5. You don’t have representative workload data
Optimization without measurement is cargo-culting. If you can’t run a representative benchmark (staging traffic, captured request traces, scripted load generator), you can’t know whether fast-langraph is helping or hurting. And you won’t be able to validate the before/after numbers to justify the change to your team.
Get measurement infrastructure first. Adopt anything second.
6. You’re allergic to monkey-patching
The shim works by replacing functions in LangGraph at runtime. This is safe, reversible, and widely used — but it’s monkey-patching, and some teams have good reasons to avoid it (compliance, debugging, principle). If that’s you, you can still use manual acceleration mode — explicit imports of RustSQLiteCheckpointer, @cached, and langgraph_state_update — and skip the shim entirely.
You’ll lose the 2.8× shim speedup but keep the headline features. Worth it if your policies forbid runtime patching.
7. Your team has zero Python/Rust boundary experience
fast-langraph is mostly friendly — install and go. But when something goes wrong (a PyO3 panic, a serialization edge case, a version mismatch), debugging requires at least basic understanding of how Python and Rust talk via PyO3. If nobody on your team has this and you don’t want to learn it, the ongoing maintenance cost may not be worth the perf gain.
An alternative: hire us to handle the integration and hand it off. That way your team owns the result without owning the Rust debugging surface area.
What we tell people who are unsure
Run the profiler. Just that. Zero commitment:
pip install fast-langgraph
from fast_langgraph.profiler import GraphProfiler
profiler = GraphProfiler()
with profiler.profile_run():
graph.invoke(sample_input)
profiler.print_report()
Look at the output. If “checkpoint_put” is under 5% of wall clock, the checkpointer isn’t going to move your numbers. If “executor_setup” is under 5%, the shim isn’t either.
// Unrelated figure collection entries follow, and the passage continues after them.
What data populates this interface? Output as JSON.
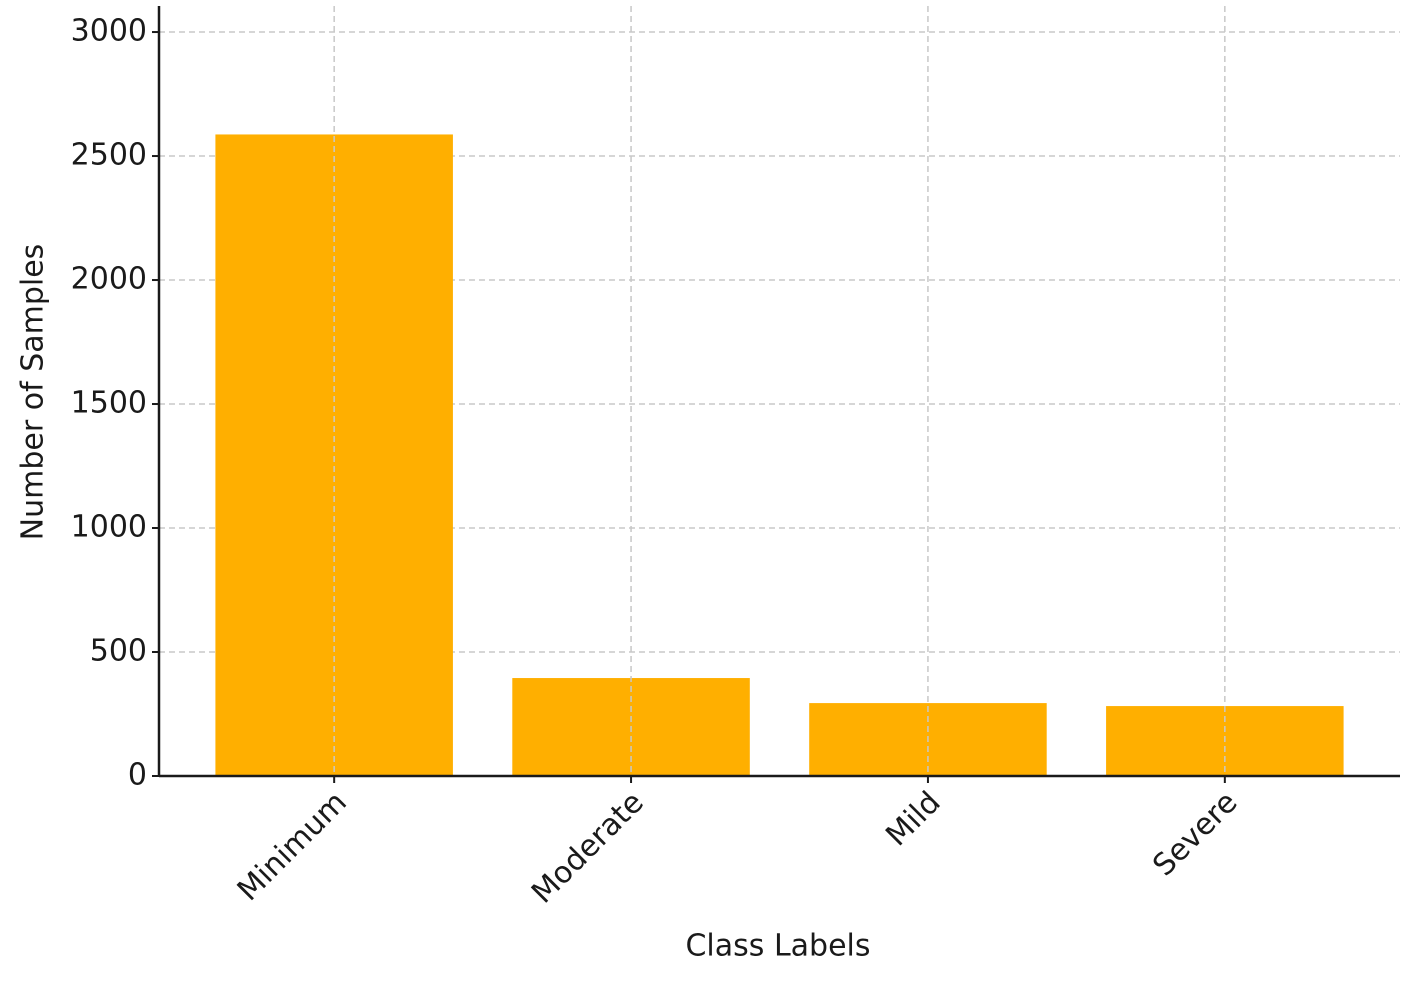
{
  "chart_data": {
    "type": "bar",
    "x_label": "Class Labels",
    "y_label": "Number of Samples",
    "categories": [
      "Minimum",
      "Moderate",
      "Mild",
      "Severe"
    ],
    "values": [
      2587,
      395,
      294,
      282
    ],
    "color": "#ffaf00",
    "ylim": [
      0,
      3105
    ],
    "yticks": [
      0,
      500,
      1000,
      1500,
      2000,
      2500,
      3000
    ],
    "grid": true
  }
}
If neither of those shows up meaningfully, fast-langraph can’t help you and you should spend your engineering time elsewhere.
If they do show up — if checkpoint is 30% of your wall clock, or executor is 50%, or LLM calls are 40% with heavy redundancy — now you know exactly which components to adopt and why.
The short version
fast-langraph is for teams running LangGraph in production at real scale, with state that’s grown complex enough to matter, and with metrics they actually look at. If that’s not you yet, keep building your product. We’ll be here when you need us.
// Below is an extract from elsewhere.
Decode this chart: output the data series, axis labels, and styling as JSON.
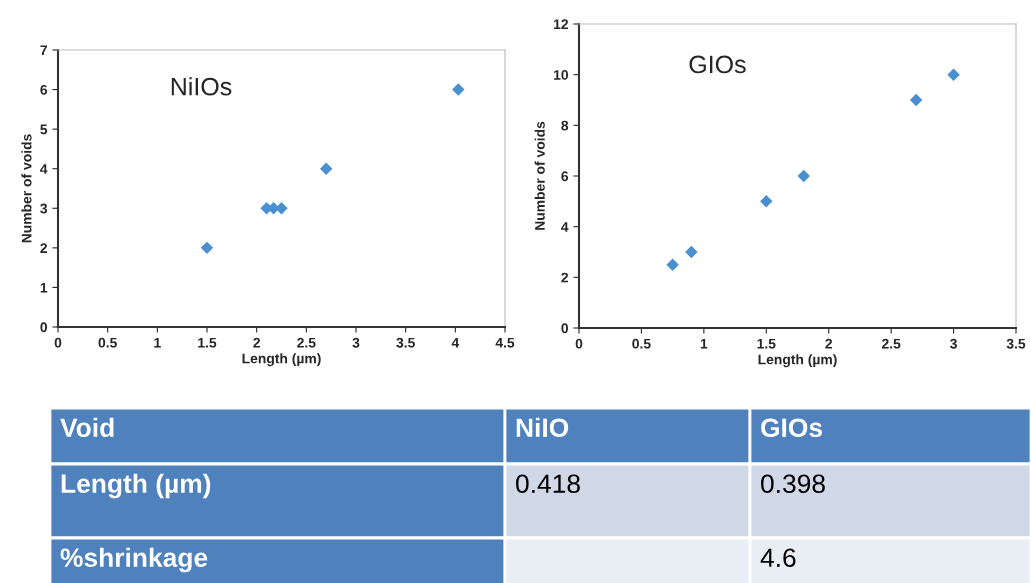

And if you’re not sure which side of the line you’re on, we do free 30-minute intro calls. We’ll tell you honestly whether fast-langraph will help.
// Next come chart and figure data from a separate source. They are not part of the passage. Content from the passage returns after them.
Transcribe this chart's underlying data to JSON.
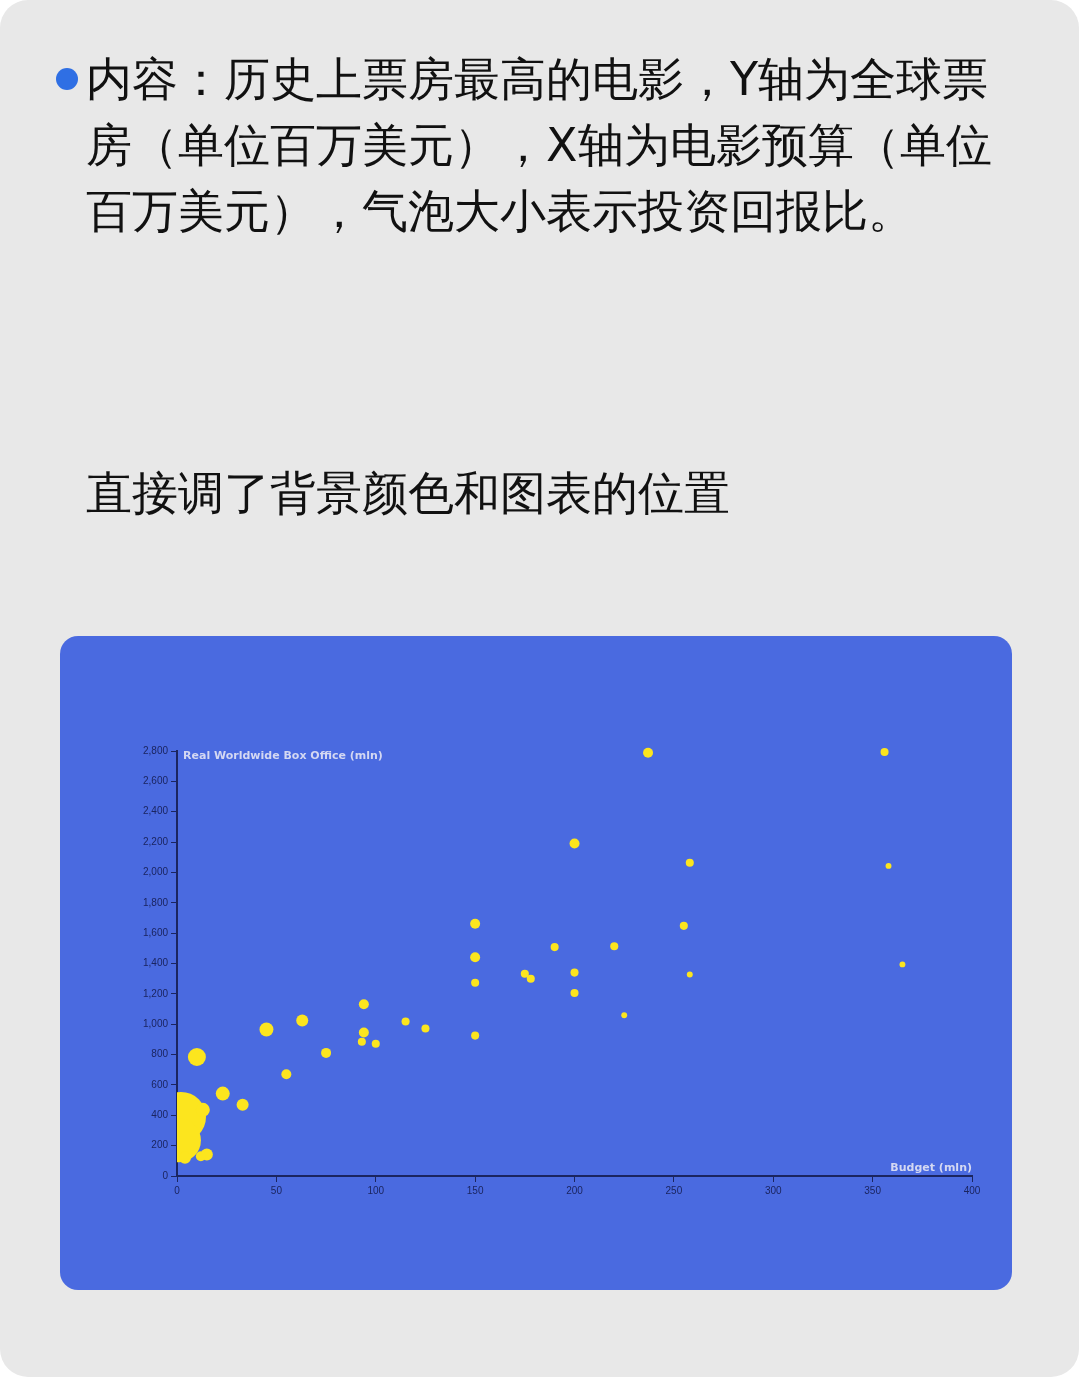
{
  "chart_data": {
    "type": "bubble",
    "title": "内容：历史上票房最高的电影，Y轴为全球票房（单位百万美元），X轴为电影预算（单位百万美元），气泡大小表示投资回报比。",
    "annotations": [
      "直接调了背景颜色和图表的位置"
    ],
    "xlabel": "Budget (mln)",
    "ylabel": "Real Worldwide Box Office (mln)",
    "xlim": [
      0,
      400
    ],
    "xticks": [
      0,
      50,
      100,
      150,
      200,
      250,
      300,
      350,
      400
    ],
    "ylim": [
      0,
      2800
    ],
    "yticks": [
      0,
      200,
      400,
      600,
      800,
      {
        "value": 1000,
        "label": "1,000"
      },
      {
        "value": 1200,
        "label": "1,200"
      },
      {
        "value": 1400,
        "label": "1,400"
      },
      {
        "value": 1600,
        "label": "1,600"
      },
      {
        "value": 1800,
        "label": "1,800"
      },
      {
        "value": 2000,
        "label": "2,000"
      },
      {
        "value": 2200,
        "label": "2,200"
      },
      {
        "value": 2400,
        "label": "2,400"
      },
      {
        "value": 2600,
        "label": "2,600"
      },
      {
        "value": 2800,
        "label": "2,800"
      }
    ],
    "legend": false,
    "series": [
      {
        "color": "#fce51e",
        "x": [
          237,
          356,
          200,
          258,
          358,
          150,
          255,
          150,
          190,
          220,
          175,
          178,
          200,
          258,
          150,
          365,
          200,
          225,
          150,
          94,
          63,
          45,
          115,
          125,
          94,
          93,
          100,
          75,
          55,
          10,
          23,
          33,
          2,
          1,
          13,
          15,
          4,
          12
        ],
        "values": [
          2788,
          2794,
          2191,
          2064,
          2043,
          1662,
          1648,
          1441,
          1508,
          1514,
          1333,
          1300,
          1340,
          1327,
          1273,
          1394,
          1206,
          1059,
          925,
          1132,
          1025,
          965,
          1018,
          972,
          945,
          885,
          871,
          811,
          670,
          784,
          543,
          469,
          389,
          235,
          436,
          141,
          121,
          130
        ],
        "sizes": [
          0.04,
          0.026,
          0.04,
          0.026,
          0.014,
          0.04,
          0.026,
          0.04,
          0.026,
          0.026,
          0.026,
          0.026,
          0.026,
          0.014,
          0.026,
          0.014,
          0.026,
          0.014,
          0.026,
          0.04,
          0.058,
          0.078,
          0.026,
          0.026,
          0.04,
          0.026,
          0.026,
          0.04,
          0.04,
          0.13,
          0.078,
          0.058,
          1,
          0.77,
          0.078,
          0.058,
          0.058,
          0.04
        ]
      }
    ]
  }
}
Frequently asked questions
Why write an article arguing against your own library? +
Because trust is the scarcest resource in developer tooling, and nothing burns trust faster than selling someone a tool they didn't need. If fast-langraph can't help you, we'd rather you know early than six months into an integration project.
At what scale does fast-langraph start helping? +
When Python overhead exceeds ~15% of your end-to-end wall clock and is visible in a profile, the shim alone pays for itself quickly. For RustSQLiteCheckpointer, the inflection point is around 30–50 KB of state. For @cached, it's around 30% prompt redundancy.
Do I have to rip out fast-langraph if I adopt it too early? +
No. It's inert if you're not hitting its target workloads — no correctness issues, just no measurable benefit. But carrying a dependency you don't use is still a cost, so we'd rather you wait until you need it.